The Kyoto Encyclopedia of Genes and Genomes(KEGG)analysis showed that under the cellular processes, environment information processing, genetic information processing, metabolism, organismal systems categories: (1) 0 dpi to 7 dpi, the number of genes annotated to RNA degradation (11, 9.40 %) and biosynthesis of amino acids (12, 10.26 %) accounted for a higher proportion of the total annotated genes in the resistant line. The proportion of genes annotated to endocytosis (124, 5.09 %), plant hormone signal transduction (133, 5.46 %), and plant-pathogen interaction (132, 5.41 %) pathways were higher in the susceptible line (Fig. 6A, Additional file 9: Figure S5A). (2) From 0 dpi to 14 dpi, RNA degradation (5, 8.93%) and glutathione metabolism (5, 8.93%) annotated in the resistant line had a high proportion of genes in the pathway, while endocytosis (124, 5.09%), plant hormone signal transduction (133, 5.46%), biosynthesis of amino acids (109, 4.47%) and plant-pathogen interaction (132, 5.41%) annotated in the susceptible line had a high proportion of genes in the pathway (Fig. 6B, Additional file 9: Figure S5B). The results of the KEGG analysis also showed that the plant resistance response was a complex process. The genes involved in RNA degradation may play an important role in the resistant line, while the genes involved in endocytosis and plant hormone signal transduction may promote susceptibility in the susceptible line.

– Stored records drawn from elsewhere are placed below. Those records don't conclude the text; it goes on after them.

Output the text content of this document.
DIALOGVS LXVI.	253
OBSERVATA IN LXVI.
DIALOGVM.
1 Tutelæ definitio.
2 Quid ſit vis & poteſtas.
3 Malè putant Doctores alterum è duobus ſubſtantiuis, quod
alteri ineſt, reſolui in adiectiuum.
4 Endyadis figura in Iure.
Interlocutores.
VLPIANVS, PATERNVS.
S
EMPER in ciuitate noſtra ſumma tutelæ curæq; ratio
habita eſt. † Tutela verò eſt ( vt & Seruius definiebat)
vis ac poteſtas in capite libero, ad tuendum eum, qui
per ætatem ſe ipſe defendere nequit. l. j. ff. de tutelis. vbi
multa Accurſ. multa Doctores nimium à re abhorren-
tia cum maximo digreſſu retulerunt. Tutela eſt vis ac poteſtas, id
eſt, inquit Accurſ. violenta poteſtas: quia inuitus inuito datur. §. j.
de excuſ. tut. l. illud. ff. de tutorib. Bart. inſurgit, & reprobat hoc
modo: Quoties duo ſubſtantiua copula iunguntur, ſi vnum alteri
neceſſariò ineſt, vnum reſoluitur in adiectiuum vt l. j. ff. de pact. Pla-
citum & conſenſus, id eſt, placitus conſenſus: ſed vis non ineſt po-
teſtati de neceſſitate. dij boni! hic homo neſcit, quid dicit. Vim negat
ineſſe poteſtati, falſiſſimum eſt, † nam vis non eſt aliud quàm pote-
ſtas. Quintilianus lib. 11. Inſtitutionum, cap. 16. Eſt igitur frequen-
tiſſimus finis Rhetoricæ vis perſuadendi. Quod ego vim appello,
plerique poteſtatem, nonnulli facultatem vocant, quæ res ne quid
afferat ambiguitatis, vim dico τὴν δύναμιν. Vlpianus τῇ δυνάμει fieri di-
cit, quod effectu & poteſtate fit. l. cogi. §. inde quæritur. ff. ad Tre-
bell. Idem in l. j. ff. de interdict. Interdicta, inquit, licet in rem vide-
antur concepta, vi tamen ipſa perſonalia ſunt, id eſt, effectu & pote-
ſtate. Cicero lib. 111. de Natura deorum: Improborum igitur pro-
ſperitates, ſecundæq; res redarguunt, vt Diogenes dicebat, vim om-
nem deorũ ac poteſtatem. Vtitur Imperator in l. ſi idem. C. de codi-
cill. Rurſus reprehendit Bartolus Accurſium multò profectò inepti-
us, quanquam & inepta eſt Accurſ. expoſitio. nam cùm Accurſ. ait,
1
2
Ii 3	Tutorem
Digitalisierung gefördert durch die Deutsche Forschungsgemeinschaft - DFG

Validations of miRNA expressions by stem-loop RT-PCR and qRT-PCR
Two known miRNAs (gma-miR1507a and gma-miR390d) and two novel miRNAs (novel-miR49 and novel-miR70) have contrast expression patterns and targeting NBS-LRR genes in the resistant and susceptible lines were validated by stem-loop RT-PCR and qRT-PCR [36]. By stem-loop reverse transcription and RT-PCR, about 65 bp bands were found at 0 dpi, 7 dpi, and 14 dpi in both lines, indicating that these selected miRNAs were real in soybeans, and the figures showed the first six bands of each miRNA cropped from full-length gels (Fig. 7A-D, Additional file 10: Figure S6). Then qRT-PCR showed that these four miRNAs’ expression patterns were almost the same as the sequencing results (Fig. 7E-F). From 0 dpi to 7 dpi, the expression of novel-miR49 was down-regulated in the resistant line but not significantly changed in the susceptible line. The novel-miR70 did not show significant changes in the resistant line. There was no significant difference of miR1507a in the resistant line, but it was significantly down-regulated in the susceptible line. From 0 dpi to 14 dpi, novel-miR49 showed no significant difference in the resistant line.